Well at least there will be ambiance. A good friend from college who DJs events at the Corcoran, Shakespeare Theater Company, and other Arts related events in DC agreed to fly to Boston and provide background music the evening of the reception. Oh, music in City Hall? That’s a problem. Attendees have to use their indoor voices because
Dad The Mayor works late sometimes and might be disturbed in his office.
That’s fine. Back entrance. Cavity search. Sounds of silence. Prohibition. I can overlook all that as long as the art is exceptional.
You are not allowed to drill, nail, use most types of adhesives in City Hall and have to work with the pre-existing concrete structure. At one point I found a stray eye hook drilled into a surface underneath a ledge and said “Great! Does this mean we can add another one further down to secure the piece?” My wrist was essentially slapped. “I am not.allowed.to drill.” One eye hook, securing a 50′ piece that would be installed on a ledge ~20′ above visitors, does not make me feel comfortable.
I want to be in the Press because of the quality of my work, not because a Bostonian was beheaded by a 50′ tumbling solo-cup spore.

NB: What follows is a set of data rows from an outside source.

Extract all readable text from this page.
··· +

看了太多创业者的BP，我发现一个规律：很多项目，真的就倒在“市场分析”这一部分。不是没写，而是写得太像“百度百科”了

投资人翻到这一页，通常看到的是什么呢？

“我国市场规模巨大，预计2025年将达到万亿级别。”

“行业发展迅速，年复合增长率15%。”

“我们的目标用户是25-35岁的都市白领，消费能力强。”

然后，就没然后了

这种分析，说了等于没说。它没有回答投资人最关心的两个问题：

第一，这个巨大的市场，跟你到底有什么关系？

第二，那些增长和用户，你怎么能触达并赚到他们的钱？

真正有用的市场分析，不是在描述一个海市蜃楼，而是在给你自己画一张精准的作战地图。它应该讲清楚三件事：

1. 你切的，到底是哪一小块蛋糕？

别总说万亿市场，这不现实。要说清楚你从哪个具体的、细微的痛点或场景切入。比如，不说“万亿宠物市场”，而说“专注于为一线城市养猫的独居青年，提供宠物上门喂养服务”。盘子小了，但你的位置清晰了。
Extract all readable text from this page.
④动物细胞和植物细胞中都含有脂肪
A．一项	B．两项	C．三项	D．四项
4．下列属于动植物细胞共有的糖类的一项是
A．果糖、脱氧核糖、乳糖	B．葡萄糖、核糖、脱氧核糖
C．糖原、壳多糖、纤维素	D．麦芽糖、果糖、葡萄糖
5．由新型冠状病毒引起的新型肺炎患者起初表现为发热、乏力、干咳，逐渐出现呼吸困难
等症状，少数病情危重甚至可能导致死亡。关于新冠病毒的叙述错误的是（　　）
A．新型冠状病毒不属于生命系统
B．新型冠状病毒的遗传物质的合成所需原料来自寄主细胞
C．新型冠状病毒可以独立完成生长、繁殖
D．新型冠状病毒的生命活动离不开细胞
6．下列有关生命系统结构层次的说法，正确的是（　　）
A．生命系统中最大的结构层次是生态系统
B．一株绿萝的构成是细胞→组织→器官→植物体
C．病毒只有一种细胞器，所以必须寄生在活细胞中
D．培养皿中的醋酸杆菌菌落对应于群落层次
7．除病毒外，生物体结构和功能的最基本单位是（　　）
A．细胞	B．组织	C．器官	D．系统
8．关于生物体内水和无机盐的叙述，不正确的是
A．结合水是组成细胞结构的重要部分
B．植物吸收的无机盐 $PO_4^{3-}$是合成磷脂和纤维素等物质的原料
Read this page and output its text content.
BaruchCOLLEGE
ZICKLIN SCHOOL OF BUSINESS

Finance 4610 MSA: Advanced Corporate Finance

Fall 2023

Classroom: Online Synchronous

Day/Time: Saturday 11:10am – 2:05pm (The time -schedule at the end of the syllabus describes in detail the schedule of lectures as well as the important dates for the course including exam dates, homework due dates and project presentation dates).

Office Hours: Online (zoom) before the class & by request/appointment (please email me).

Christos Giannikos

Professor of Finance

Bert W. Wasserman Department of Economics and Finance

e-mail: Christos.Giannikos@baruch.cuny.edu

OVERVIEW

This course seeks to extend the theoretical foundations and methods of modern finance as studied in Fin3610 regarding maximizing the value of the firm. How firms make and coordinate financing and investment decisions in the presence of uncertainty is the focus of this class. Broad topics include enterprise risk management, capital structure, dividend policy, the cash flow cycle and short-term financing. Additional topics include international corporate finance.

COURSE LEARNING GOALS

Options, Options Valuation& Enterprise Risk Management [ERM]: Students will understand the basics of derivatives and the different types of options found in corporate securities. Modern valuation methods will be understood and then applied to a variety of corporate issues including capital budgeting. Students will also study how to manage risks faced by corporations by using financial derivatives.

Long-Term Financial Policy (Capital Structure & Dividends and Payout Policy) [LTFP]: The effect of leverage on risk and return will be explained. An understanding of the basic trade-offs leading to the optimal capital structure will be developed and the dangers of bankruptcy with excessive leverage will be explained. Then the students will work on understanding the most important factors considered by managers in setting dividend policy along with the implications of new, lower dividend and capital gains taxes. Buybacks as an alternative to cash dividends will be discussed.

The nail in the coffin was really when I learned that the City reserves the right to pull any work for any reason at any time. I immediately had nightmare-like visions of an artist, who had worked on an approved installation for the better part of a year, could have their labor of love removed immediately at any point. For any reason. And you know how these things go, all it takes is one curmudgeon who doesn’t “get it”, and then the emails start flying. I am unwilling to take that sort of gamble with the artists who have so graciously agreed to be a part of this exhibit. The safety and security of the artists and their work remains my first priority, and the venue was just proving to be an impossible location for such an endeavor.
On top of all this, I saw and learned MUCH more than I ever needed to about how the City operates. Unfortunately, I don’t think FLUX. is an appropriate place to delve into such an exposé.
If you buy me a drink, I’ll tell you everything.
Basically, I now understand how the City views the Arts from the inside out. This coupled with my recent immersion in the whole Artists v. Military Helmet Manufacturer ordeal leads me to the conclusion that if we are waiting for the City to make some sort of top-down change with regards to the Arts..it’s not going to happen.
“Where do we go from here?” is the next logical question. I am working on organizing my stream of consciousness into a future post.
Bottom line. I was thrilled about the show. I gave it my all. I never anticipated for this to happen. I had to make a responsible decision as a curator and ensure the safety and proper exhibition of artist’s work. City Hall was just not the right place for such an exhibition.